When I worked at WeltN24’s iOS team we liked to test. We liked it so much that we built our code to be almost 100% testable. We were able to achieve this by injecting all dependencies through each class’ initializer. One technic to do this is to make use of Swift’s default values.
The Swift Programming Language
You can define a default value for any parameter in a function by assigning a value to the parameter after that parameter’s type. If a default value is defined, you can omit that parameter when calling the function.
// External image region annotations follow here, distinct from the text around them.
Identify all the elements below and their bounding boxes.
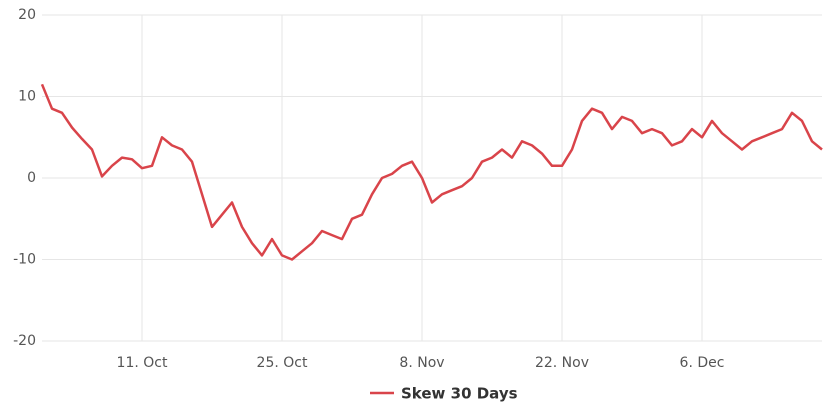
y-tick-label: -20 <box>13 333 36 349</box>
x-tick-label: 22. Nov <box>535 355 589 371</box>
series-line <box>40 83 823 261</box>
y-tick-label: -10 <box>13 252 36 268</box>
x-tick-label: 11. Oct <box>117 355 168 371</box>
x-tick-label: 8. Nov <box>399 355 444 371</box>
y-tick-label: 0 <box>27 170 36 186</box>
legend-label: Skew 30 Days <box>401 385 518 403</box>
x-tick-label: 25. Oct <box>257 355 308 371</box>
y-tick-label: 20 <box>18 7 36 23</box>
x-tick-label: 6. Dec <box>680 355 725 371</box>
y-tick-label: 10 <box>18 89 36 105</box>
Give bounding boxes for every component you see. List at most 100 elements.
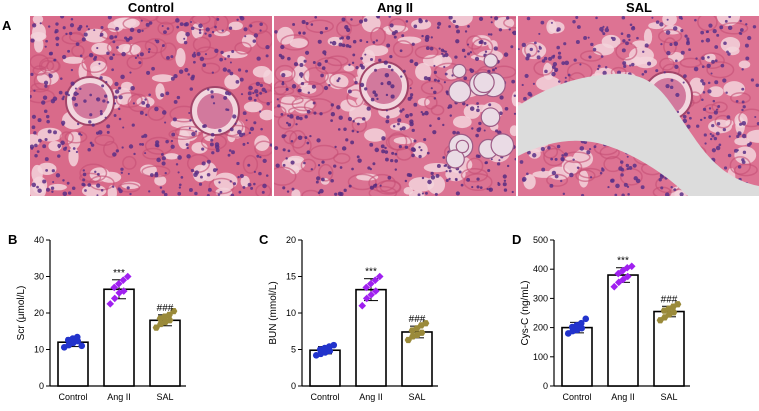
nucleus	[75, 150, 79, 154]
nucleus	[131, 123, 135, 127]
tubule-wall	[305, 19, 334, 34]
nucleus	[218, 128, 222, 133]
nucleus	[96, 172, 100, 176]
nucleus	[519, 160, 524, 164]
nucleus	[321, 177, 325, 182]
nucleus	[39, 22, 42, 25]
nucleus	[741, 87, 745, 91]
data-point	[404, 336, 412, 344]
nucleus	[139, 110, 144, 115]
nucleus	[346, 35, 351, 40]
nucleus	[726, 115, 731, 119]
tubule-wall	[714, 114, 732, 129]
nucleus	[487, 33, 491, 36]
nucleus	[445, 170, 448, 173]
nucleus	[242, 142, 246, 146]
nucleus	[253, 98, 257, 102]
nucleus	[715, 145, 721, 151]
nucleus	[740, 28, 744, 32]
nucleus	[629, 23, 633, 27]
tubule-lumen	[48, 141, 62, 152]
data-point	[362, 294, 371, 303]
nucleus	[680, 29, 684, 33]
nucleus	[454, 177, 458, 181]
nucleus	[290, 139, 294, 143]
nucleus	[99, 76, 103, 80]
nucleus	[287, 149, 291, 153]
nucleus	[180, 176, 184, 179]
nucleus	[712, 28, 717, 34]
nucleus	[701, 39, 704, 43]
nucleus	[366, 106, 371, 111]
nucleus	[540, 20, 545, 25]
tubule-wall	[160, 42, 177, 61]
nucleus	[469, 106, 475, 111]
tubule-lumen	[427, 175, 446, 195]
nucleus	[352, 120, 355, 123]
nucleus	[156, 157, 161, 163]
nucleus	[252, 39, 257, 43]
nucleus	[339, 37, 342, 40]
x-tick-label: Ang II	[611, 392, 635, 402]
nucleus	[146, 70, 151, 75]
nucleus	[50, 186, 55, 190]
nucleus	[430, 87, 433, 90]
nucleus	[460, 183, 464, 187]
nucleus	[239, 16, 243, 19]
nucleus	[31, 114, 37, 119]
nucleus	[37, 188, 42, 193]
nucleus	[601, 30, 604, 33]
nucleus	[343, 127, 347, 131]
nucleus	[723, 41, 727, 46]
nucleus	[370, 57, 374, 62]
data-point	[371, 287, 380, 295]
nucleus	[282, 186, 286, 190]
nucleus	[538, 32, 541, 35]
nucleus	[120, 171, 123, 174]
nucleus	[359, 63, 364, 68]
nucleus	[593, 145, 597, 149]
data-point	[422, 320, 430, 327]
nucleus	[256, 154, 260, 158]
nucleus	[526, 172, 529, 176]
nucleus	[471, 185, 474, 189]
nucleus	[551, 71, 556, 77]
nucleus	[116, 46, 119, 49]
nucleus	[317, 39, 322, 44]
nucleus	[557, 55, 562, 60]
nucleus	[411, 147, 417, 153]
y-tick-label: 0	[39, 381, 44, 391]
y-tick-label: 0	[543, 381, 548, 391]
tubule-wall	[303, 67, 329, 86]
dilated-tubule	[448, 80, 472, 104]
nucleus	[601, 168, 605, 172]
nucleus	[189, 87, 193, 91]
nucleus	[121, 146, 124, 149]
tubule-wall	[59, 131, 74, 145]
nucleus	[68, 149, 71, 153]
nucleus	[144, 152, 147, 155]
nucleus	[52, 181, 55, 184]
nucleus	[588, 55, 592, 59]
nucleus	[46, 119, 50, 124]
nucleus	[352, 53, 356, 57]
nucleus	[350, 18, 353, 21]
tubule-lumen	[243, 101, 263, 113]
nucleus	[176, 25, 180, 29]
nucleus	[147, 50, 151, 54]
nucleus	[390, 94, 395, 99]
nucleus	[394, 168, 397, 171]
nucleus	[226, 108, 230, 112]
nucleus	[356, 130, 359, 134]
panel-label-d: D	[512, 232, 522, 247]
nucleus	[359, 82, 365, 88]
nucleus	[521, 42, 527, 48]
tubule-wall	[491, 65, 516, 79]
nucleus	[720, 63, 725, 68]
nucleus	[714, 80, 719, 85]
dilated-tubule	[490, 133, 515, 157]
tubule-wall	[657, 28, 683, 44]
nucleus	[599, 26, 604, 32]
nucleus	[149, 173, 154, 177]
nucleus	[627, 193, 630, 196]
func hello(name: String = "Alex Salom") -> String {
return "Hello \(name)"
}
hello() // Hello Alex Salom
hello(name: "Nick Cave") // Hello Nick Cave
Let’s say that we have an object called PeopleManager
who’s purpose is to, well, manage people. Let’s imagine that it can fetch people from the network and save people in a database. Since we like to follow the Single Responsibility Principle, we want these two functionalities to be encapsulated in different objects, Fetcher
and Database
.
protocol Database {
func save(person: Person)
}
final class DatabaseImpl: Database { ... }
protocol Fetcher {
func fetch() -> Person
}
final class FetcherImpl: Fetcher { ... }
Using Swift’s default values we could inject those dependencies into PeopleManager
like this:
final class PeopleManager {
private let database: Database
private let fetcher: Fetcher
init(database: Database = DatabaseImpl(), fetcher: Fetcher = FetcherImpl()) {
self.database = database
self.fetcher = fetcher
}
func person() -> Person {
return fetcher.fetch()
}
func addPerson() {
let person = Person(name: "Alex Salom")
database.save(person: person)
}
}
This is very nice as it allows us to initialize PeopleManager
through its empty initializer from the production code PeopleManager()
but giving us the possibility to inject mocked versions of the dependencies from the tests PeopleManager(database: DatabaseMock(), fetcher: FetcherMock())
.
However we did find one issue with this technic. When an object has quite a few dependencies, the initializer can get out of hands having long signatures. That’s why we came up with something called ServiceLocator
. We can think of a ServiceLocator
as a registry of dependencies for a given object. The idea is that each dependency will declare its own locator so other objects can find a way to initialize those dependencies. Let’s see an example with our Database
.
protocol Database { ... }
final class DatabaseImpl: Database { ... }
protocol DatabaseLocator {
func database() -> Database
}
extension DatabaseLocator {
func database() -> Database {
return DatabaseImpl()
}
}
We declared a protocol DatabaseLocator
with a function that will provide us with an instance of Database
. We also declared a protocol extension with a default implementation of that function. Now imagine we did the same for Fetcher
and we now have a FetcherLocator
as well as a DatabaseLocator
. With those in place let’s revisit PeopleManger
’s dependency injection.
final class PeopleManager {
typealias ServiceLocator = DatabaseLocator & FetcherLocator
final class ServiceLocatorImpl: ServiceLocator {}
private let database: Database
private let fetcher: Fetcher
init(serviceLocator: ServiceLocator = ServiceLocatorImpl()) {
self.database = serviceLocator.database()
self.fetcher = serviceLocator.fetcher()
}
func person() -> Person {
return fetcher.fetch()
}
func addPerson() {
let person = Person(name: "Nick Cave")
database.save(person: person)
}
}
We start by declaring a typealias ServiceLocator
with all the dependencies of this class. This is very convenient because only by looking at this line we see all the objects PeopleManager
depends on. We then inject the ServiceLocator
into the initializer init(serviceLocator: ServiceLocator = ServiceLocatorImpl())
using a default value of ServiceLocatorImpl
.
ServiceLocatorImpl
doesn’t need to provide any implementation because each one of the Locators have provided an extension to every method they declare. We just found a way to inject as many dependencies as we want by declaring only one variable at PeopleManager
’s initializer. Since all the dependencies use protocols and the locators are protocols themselves we could now build our own version of ServiceLocator that returns mocked objects and inject those from the tests.